THE small congregation of an ancient village church have got five years to raise hundreds of thousands of pounds to save the building in which they worship.
Work is due to be completed this month on fitting a felt roof to replace the lead that was stolen almost three years ago from the Grade I listed All Saints’, Houghton Conquest, near Bedford (News 18 October 2018). Historic England insists that it is just a temporary solution, to give the parish time to raise £200,000 for another lead covering, or about £90,000 for one in stainless steel.
The 14th-century church, which has a worshipping community of little more than a dozen, also faces further bills, however, including £40,000 to replace the heating boiler, and £70,000 for repointing.
“We slightly despair,” one of the churchwardens, Gary Mudd, said. “I am not sure that by the time we get everything done there will be any congregation left. There is talk of a reorganisation of the parishes: our incumbent retires in June; so we will be in an interregnum, and our PCC secretary and other churchwarden are due to retire around then, too.
“We hope to get some new clergy, who can perhaps get some of the people from all the new building that is going on around the village, and we’re looking at an ecumenical service once a month to try to draw in people from the village who go out to other churches. That might be a way of raising the profile of the church.
“People have been very good in helping us with donations and giving us stuff for sale, but they don’t come to worship; yet they are up in arms when it’s suggested the church might shut. They want to have their cake and eat it.”
The PCC received just £15,000 from the insurers for the lead-theft, as they had been too poor to fit an alarm. “That was a lesson learned, and we have managed to get some grants to fit one now,” Mr Mudd said. They also raised £30,000 for the felt roof.
“Historic England regard that as temporary for the next five years, until we can get a stainless-steel roof, but it is guaranteed for 25 years, and will probably last for 40, and we have other things we desperately need to do. We had to persuade them that we wouldn’t rip it off to put on a stainless-steel one straight away. We were very relieved they agreed. They are not very happy about it, but they are starting to be a bit more pragmatic. If we don’t do something about the roof, then the history of the inside is lost.”

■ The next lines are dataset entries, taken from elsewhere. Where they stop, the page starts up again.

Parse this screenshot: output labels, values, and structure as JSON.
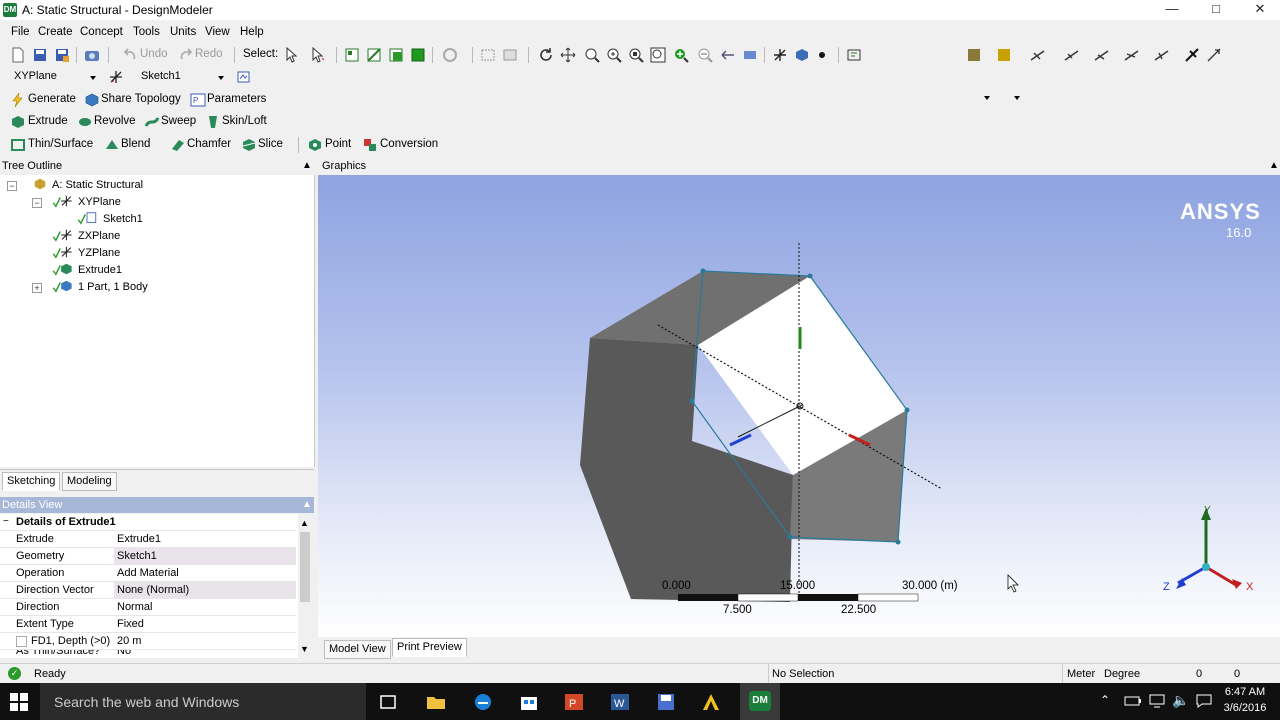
{
  "window": {
    "title": "A: Static Structural - DesignModeler",
    "app_icon": "DM"
  },
  "menus": [
    "File",
    "Create",
    "Concept",
    "Tools",
    "Units",
    "View",
    "Help"
  ],
  "toolbar1": {
    "undo": "Undo",
    "redo": "Redo",
    "select": "Select:"
  },
  "toolbar2": {
    "plane": "XYPlane",
    "sketch": "Sketch1"
  },
  "toolbar3": {
    "generate": "Generate",
    "share_topology": "Share Topology",
    "parameters": "Parameters"
  },
  "toolbar4": {
    "extrude": "Extrude",
    "revolve": "Revolve",
    "sweep": "Sweep",
    "skin_loft": "Skin/Loft"
  },
  "toolbar5": {
    "thin_surface": "Thin/Surface",
    "blend": "Blend",
    "chamfer": "Chamfer",
    "slice": "Slice",
    "point": "Point",
    "conversion": "Conversion"
  },
  "tree": {
    "header": "Tree Outline",
    "items": [
      {
        "label": "A: Static Structural"
      },
      {
        "label": "XYPlane"
      },
      {
        "label": "Sketch1"
      },
      {
        "label": "ZXPlane"
      },
      {
        "label": "YZPlane"
      },
      {
        "label": "Extrude1"
      },
      {
        "label": "1 Part, 1 Body"
      }
    ]
  },
  "tabs": {
    "sketching": "Sketching",
    "modeling": "Modeling"
  },
  "details": {
    "header": "Details View",
    "section": "Details of Extrude1",
    "rows": [
      {
        "key": "Extrude",
        "value": "Extrude1"
      },
      {
        "key": "Geometry",
        "value": "Sketch1"
      },
      {
        "key": "Operation",
        "value": "Add Material"
      },
      {
        "key": "Direction Vector",
        "value": "None (Normal)"
      },
      {
        "key": "Direction",
        "value": "Normal"
      },
      {
        "key": "Extent Type",
        "value": "Fixed"
      },
      {
        "key": "FD1, Depth (>0)",
        "value": "20 m"
      },
      {
        "key": "As Thin/Surface?",
        "value": "No"
      }
    ]
  },
  "graphics": {
    "header": "Graphics",
    "brand": "ANSYS",
    "version": "16.0",
    "scale": {
      "top": [
        "0.000",
        "15.000",
        "30.000 (m)"
      ],
      "bottom": [
        "7.500",
        "22.500"
      ]
    },
    "triad": {
      "x": "X",
      "y": "Y",
      "z": "Z"
    }
  },
  "view_tabs": {
    "model_view": "Model View",
    "print_preview": "Print Preview"
  },
  "status": {
    "ready": "Ready",
    "selection": "No Selection",
    "length_unit": "Meter",
    "angle_unit": "Degree",
    "v1": "0",
    "v2": "0"
  },
  "taskbar": {
    "search": "Search the web and Windows",
    "time": "6:47 AM",
    "date": "3/6/2016"
  },
  "colors": {
    "accent_green": "#1a7d3a",
    "viewport_top": "#8ea3e0",
    "taskbar": "#101010"
  }
}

A spokesperson for Historic England said: “In exceptional cases, felt can be used as a temporary cover where the congregation needs up to five years to develop a plan for the long-term recovery of the roof, and to raise the necessary funds. This means the building, contents, and people have protection while the community works together to repair the damage.
“We offered our advice to the Chancellor of the diocese, but it is ultimately up to the Chancellor to decide on what roofing material to use.” Its policy is set out on the Historic England website, historicengland.org.uk.
Ecclesiastical Insurance’s claims director, Jeremy Trott, said: “Where churches have had lead removed, we don’t dictate what materials they use when carrying out repairs. We do, however, highlight the relevant legislation that churches would need to comply with when arranging repairs: for example, a faculty is required whenever a church wishes to carry out alterations to the fabric, fixtures, or fittings of a church.